Dalla scienza alle armi. La storia ha tradito quel verso. L'originale natura scientifica del Poligono di Quirra è andata scemando negli anni. Il ministero della Difesa, il governo nazionale nella sua interezza, alla ricerca scientifica ha privilegiato gli armamenti. La sonda Philae ad altissima tecnologia poteva essere studiata, progettata, realizzata fra i nuraghi. La Sardegna avrebbe potuto avere tutte le caratteristiche per ospitare gli esperimenti delle missioni Ulysses e Giotto che hanno precorso la Rosetta.
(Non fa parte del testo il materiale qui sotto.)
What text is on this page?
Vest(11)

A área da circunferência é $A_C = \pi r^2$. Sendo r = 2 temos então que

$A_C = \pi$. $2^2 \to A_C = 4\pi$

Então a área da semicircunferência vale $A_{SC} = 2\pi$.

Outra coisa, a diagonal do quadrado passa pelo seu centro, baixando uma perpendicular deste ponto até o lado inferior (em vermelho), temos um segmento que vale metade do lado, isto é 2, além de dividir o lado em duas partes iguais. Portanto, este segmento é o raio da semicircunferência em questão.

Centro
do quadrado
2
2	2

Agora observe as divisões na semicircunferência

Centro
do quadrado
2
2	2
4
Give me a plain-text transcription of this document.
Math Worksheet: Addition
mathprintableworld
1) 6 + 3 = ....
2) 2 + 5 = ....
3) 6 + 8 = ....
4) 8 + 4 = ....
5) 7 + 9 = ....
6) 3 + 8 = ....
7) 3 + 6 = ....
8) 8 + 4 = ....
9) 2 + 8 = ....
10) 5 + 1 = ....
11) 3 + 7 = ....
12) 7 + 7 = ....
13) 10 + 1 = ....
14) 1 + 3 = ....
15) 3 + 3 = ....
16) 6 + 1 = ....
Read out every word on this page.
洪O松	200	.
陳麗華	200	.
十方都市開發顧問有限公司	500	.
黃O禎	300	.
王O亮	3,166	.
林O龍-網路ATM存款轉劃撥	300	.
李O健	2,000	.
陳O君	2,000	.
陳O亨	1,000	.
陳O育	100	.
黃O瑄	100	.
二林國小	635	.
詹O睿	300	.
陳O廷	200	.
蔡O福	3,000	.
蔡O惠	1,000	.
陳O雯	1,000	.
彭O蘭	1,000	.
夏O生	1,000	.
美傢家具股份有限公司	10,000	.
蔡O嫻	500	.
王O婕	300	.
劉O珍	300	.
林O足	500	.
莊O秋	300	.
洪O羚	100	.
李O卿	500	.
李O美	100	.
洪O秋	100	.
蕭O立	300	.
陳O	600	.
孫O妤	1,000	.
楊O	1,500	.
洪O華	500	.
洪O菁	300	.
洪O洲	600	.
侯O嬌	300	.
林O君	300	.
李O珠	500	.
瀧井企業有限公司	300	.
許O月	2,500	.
Attorno al solo esperimento Philae hanno lavorato, per oltre dieci anni, oltre 2600 ricercatori. E la Sardegna? Zero. Eppure all'università di Cagliari si costruiscono i mattoncini per approdare su Marte. Ma nei grandi progetti scientifici – quelli che creano professionalità e buste paga – la Sardegna non ha voce. Che cos'è il Distretto Aerospaziale?

La Sardegna con l'orticaria antindustriale non sa proporre. I droni? In Puglia. Nichi Vendola non protesta, anzi. Il poligono di Quirra non ha quel “futuro europeo” che sognava Egisto Corradi.